A tenda cigana e a Espiritualidade da Resiliência II – Por Dom Jorge Pierozan

Cada  grupo  cigano  tem  suas  regras,  suas  leis.  Sempre  há  um  chefe,  que é muito respeitado, que é consultado para  tudo, que  sabe de  tudo. As crianças e os anciãos são muito valorizados. As crianças maiores ajudam a cuidar das menores. Todo o grupo se preocupa com o crescimento  e  a  educação  de  cada  criança.  O  grupo  vibra  com  cada  novo  nascimento.  Os nômades vivem a partilha. As famílias são muito unidas.

O  relacionamento  com  as  sociedades  sedentárias  pode-se  dizer  que  é  um  tanto “delicado”.  Os  ciganos,  os  circenses  e  os  parquistas  têm  contato  com  as sociedades estabelecidas, mas é possível afirmar  que desenvolve-se  um  relacionamento puramente  formal, isto é, existe a necessidade de criar  intercâmbios para  facilitar o comércio, para que as pessoas assistam  aos  espetáculos,  comprem  o  tacho  e  o  tapete,  brinquem  no  carrossel,  comprem  a pipoca…

Fora  isso,  o mundo  dos  nômades  é  um  outro mundo,  praticamente  isolado,  diferente, quase misterioso, que tem governo próprio, regras bem definidas e, neste sentido, quanto menos contato  com  o  mundo  “exterior”,  melhor.  Talvez  por  causa  dessa  autonomia  e  desse “descompromisso” aparente, o mundo sedentário os discrimine tanto.

A  prática  da  espiritualidade  no  acampamento  cigano  requer  uma  total  confiança na Providência. É um completo abandonar-se ao desconhecido, ao  improviso, ao  “venha o que vier” e, apesar de todas as agruras, ir adiante, seguir a estrada da vida. Com eles, também temos sede de liberdade; com eles, ansiamos por um mundo melhor.

Num  sentido  figurado,  resiliente  é  a  pessoa  que  tem  a  capacidade  de  vergar  sem quebrar, que  tem  resistência ao  choque. As perseguições  sofridas desde os primórdios,  criaram nos  ciganos uma  capacidade de adaptação, uma elasticidade dificilmente encontrada em outras culturas.  O  preconceito  foi  armazenado  e  assimilado,  tornando-se  força  para  a  resistência.  A espiritualidade na tenda cigana é, antes de tudo, o que chamo de Espiritualidade da Resiliência. É nesta fonte que tenho matado a sede!

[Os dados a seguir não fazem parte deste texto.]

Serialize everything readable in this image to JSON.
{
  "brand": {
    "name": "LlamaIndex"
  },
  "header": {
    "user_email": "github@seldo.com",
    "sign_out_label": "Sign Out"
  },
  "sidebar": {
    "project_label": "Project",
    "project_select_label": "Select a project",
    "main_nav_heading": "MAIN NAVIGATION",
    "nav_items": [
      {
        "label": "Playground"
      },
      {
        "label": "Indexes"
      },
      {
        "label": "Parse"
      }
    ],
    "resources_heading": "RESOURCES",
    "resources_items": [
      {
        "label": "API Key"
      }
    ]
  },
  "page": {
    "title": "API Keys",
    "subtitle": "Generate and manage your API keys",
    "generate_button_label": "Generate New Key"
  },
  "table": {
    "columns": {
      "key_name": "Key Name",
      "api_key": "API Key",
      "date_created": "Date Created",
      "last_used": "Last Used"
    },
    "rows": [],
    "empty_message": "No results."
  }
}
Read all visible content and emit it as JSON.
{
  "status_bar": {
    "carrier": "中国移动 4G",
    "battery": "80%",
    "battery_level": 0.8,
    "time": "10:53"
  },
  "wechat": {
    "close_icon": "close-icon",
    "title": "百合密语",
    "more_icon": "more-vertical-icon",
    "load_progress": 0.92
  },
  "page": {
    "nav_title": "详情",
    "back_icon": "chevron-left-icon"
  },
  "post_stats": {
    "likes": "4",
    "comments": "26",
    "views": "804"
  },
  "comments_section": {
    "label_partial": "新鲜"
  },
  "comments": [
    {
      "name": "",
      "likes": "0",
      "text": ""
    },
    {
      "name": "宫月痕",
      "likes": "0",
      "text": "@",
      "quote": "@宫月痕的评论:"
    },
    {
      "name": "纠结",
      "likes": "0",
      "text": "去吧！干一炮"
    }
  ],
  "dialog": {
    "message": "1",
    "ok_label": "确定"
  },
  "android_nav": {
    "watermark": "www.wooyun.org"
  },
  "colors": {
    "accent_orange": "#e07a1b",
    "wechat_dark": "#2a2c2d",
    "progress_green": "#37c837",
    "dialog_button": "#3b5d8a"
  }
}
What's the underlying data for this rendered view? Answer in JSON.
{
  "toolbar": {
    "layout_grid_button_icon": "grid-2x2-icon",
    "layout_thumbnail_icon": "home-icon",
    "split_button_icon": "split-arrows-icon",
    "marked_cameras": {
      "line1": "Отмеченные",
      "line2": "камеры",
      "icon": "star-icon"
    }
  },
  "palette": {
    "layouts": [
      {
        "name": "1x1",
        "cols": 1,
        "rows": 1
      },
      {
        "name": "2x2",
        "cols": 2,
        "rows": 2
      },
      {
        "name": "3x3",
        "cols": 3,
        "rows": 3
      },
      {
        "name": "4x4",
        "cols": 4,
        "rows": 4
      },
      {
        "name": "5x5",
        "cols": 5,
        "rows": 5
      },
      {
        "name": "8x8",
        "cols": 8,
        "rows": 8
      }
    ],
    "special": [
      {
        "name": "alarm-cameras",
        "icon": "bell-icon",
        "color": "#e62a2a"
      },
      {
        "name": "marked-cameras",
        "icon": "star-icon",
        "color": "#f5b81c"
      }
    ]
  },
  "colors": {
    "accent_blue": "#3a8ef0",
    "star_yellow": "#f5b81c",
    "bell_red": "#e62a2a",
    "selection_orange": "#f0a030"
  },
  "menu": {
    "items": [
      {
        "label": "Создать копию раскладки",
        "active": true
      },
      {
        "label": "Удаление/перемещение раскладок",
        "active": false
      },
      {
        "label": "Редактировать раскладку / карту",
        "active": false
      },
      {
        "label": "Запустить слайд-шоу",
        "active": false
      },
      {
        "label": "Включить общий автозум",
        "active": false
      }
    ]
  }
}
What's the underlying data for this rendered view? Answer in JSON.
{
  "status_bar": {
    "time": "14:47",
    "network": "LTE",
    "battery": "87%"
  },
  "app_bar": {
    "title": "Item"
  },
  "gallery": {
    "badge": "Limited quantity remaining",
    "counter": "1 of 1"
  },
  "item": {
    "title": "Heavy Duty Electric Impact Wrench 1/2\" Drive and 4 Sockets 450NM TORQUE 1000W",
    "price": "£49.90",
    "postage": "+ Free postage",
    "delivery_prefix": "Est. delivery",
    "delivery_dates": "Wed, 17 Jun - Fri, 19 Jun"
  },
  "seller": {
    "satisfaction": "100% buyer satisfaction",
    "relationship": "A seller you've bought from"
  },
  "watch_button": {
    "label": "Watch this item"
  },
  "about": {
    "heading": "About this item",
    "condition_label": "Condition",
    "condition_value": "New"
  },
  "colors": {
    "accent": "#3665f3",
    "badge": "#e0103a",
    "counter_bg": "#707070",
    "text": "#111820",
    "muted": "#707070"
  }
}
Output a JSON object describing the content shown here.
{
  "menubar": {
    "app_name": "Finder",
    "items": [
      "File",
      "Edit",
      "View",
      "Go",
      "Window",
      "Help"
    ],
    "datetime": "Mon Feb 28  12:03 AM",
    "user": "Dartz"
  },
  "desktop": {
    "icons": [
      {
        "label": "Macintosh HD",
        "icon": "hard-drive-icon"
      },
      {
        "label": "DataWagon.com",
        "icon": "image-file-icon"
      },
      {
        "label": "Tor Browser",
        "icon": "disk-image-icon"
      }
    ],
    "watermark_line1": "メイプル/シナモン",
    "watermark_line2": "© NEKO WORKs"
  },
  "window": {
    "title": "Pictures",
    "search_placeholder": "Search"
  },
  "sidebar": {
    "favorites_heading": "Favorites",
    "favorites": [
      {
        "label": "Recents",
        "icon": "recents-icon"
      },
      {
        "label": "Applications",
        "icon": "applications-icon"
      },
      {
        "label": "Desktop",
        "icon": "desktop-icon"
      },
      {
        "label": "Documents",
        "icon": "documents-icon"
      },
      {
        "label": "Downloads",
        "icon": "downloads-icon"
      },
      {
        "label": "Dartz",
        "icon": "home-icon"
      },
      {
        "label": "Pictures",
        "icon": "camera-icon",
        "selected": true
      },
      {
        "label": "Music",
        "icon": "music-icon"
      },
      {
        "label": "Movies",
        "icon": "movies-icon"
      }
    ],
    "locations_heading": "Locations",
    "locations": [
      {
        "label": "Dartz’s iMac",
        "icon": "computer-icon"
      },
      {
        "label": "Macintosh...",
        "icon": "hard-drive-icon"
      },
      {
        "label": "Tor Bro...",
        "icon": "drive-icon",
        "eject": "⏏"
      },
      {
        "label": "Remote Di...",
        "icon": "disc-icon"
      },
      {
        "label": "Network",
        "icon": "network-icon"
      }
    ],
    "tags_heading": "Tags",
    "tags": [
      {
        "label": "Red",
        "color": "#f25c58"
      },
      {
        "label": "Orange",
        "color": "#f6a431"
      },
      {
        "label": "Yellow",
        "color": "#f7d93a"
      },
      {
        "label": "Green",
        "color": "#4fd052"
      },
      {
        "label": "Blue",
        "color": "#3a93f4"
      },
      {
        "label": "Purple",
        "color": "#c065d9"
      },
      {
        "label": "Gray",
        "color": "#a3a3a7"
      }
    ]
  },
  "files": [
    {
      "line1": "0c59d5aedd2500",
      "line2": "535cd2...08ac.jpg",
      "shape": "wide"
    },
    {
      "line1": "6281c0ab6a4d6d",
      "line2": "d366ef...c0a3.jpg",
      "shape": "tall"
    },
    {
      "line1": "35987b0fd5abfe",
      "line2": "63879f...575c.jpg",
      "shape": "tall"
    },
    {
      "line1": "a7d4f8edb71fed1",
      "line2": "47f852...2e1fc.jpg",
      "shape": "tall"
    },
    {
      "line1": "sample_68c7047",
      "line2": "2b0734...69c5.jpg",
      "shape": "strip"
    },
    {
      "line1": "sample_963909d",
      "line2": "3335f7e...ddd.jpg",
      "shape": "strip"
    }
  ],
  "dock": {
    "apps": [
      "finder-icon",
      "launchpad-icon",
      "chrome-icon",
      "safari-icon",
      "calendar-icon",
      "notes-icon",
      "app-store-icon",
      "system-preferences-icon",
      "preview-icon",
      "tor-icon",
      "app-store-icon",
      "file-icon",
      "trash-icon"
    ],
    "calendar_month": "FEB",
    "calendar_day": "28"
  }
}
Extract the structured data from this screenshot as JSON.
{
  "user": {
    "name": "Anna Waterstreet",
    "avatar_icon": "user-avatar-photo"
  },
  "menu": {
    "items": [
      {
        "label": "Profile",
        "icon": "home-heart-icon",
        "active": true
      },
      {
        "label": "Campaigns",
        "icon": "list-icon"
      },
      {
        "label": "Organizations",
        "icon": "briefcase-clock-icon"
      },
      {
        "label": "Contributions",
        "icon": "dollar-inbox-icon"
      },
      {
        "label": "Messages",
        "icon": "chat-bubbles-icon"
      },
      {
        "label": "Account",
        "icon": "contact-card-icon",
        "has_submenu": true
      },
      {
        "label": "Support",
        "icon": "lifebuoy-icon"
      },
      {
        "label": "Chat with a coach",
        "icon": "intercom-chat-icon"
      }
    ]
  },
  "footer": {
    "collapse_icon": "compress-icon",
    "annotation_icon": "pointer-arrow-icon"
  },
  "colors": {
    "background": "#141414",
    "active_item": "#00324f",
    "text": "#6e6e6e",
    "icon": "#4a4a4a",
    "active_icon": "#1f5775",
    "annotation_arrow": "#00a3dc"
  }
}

Há um dito cigano que fala assim: “A Terra é minha pátria, o céu é meu teto e a liberdade é minha religião”. Os sedentários, que correm contra o relógio, que lutam diariamente contra toda sorte de medos e  fobias, que pagam uma  infinidade de  impostos, que  fazem – para sobreviver – malabarismos  mais  espetaculares  do  que  o  povo  do  circo,  não  entendem,  não  aceitam,  não podem conformar-se com o fato de que os nômades ignorem  toda essa seqüência e que, mesmo assim, consigam viver com alegria e liberdade. Com mais saúde também, eu diria.

Padre Jorge Pierozan nas comunidades ciganas de Sousa/PB

Ah,  como  é  maravilhoso  o  abandono proporcionado  pela  Espiritualidade  das  Tendas! Como é salutar a mística que permeia a vida dos acampamentos! “Se você dirigir seu coração a Deus, e para Ele estender as mãos; se não hospedar a injustiça em sua tenda, então você poderá levantar o rosto sem mancha, e não terá medo nas dificuldades”. (Jó 11,13-15)

Vocacionados  à  liberdade,  os  nômades  nos  desafiam  a  seguir  caminhos.  Ensinados a esquecer  um  passado  inconveniente,  provocam-nos  com  a  melodia  sempre  nova  da Espiritualidade das Tendas: um mundo de paz é possível.

Que o Bem-Aventurado Zeferino do Cavalo Branco – o cigano Mártir da Fé – interceda por todos nós. E que o Duvel Barô continue nos abençoando!

São Paulo, 05 de Abril de 2010.

Pe. Jorge “Rocha” Pierozan
(Hoje Dom Jorge Pierozan, Bispo auxiliar da Arquidiocese de São Paulo-SP)

Vice-Presidente da Pastoral dos Nômades do Brasil

3 comentários em “A tenda cigana e a Espiritualidade da Resiliência II – Por Dom Jorge Pierozan”

  1. “É um completo abandonar-se ao desconhecido, ao improviso, ao “venha o que vier” e, apesar de todas as agruras, ir adiante, seguir a estrada da vida. Com eles, também temos sede de liberdade; com eles, ansiamos por um mundo melhor.” Belas palavras , palavras de quem conhece o que diz.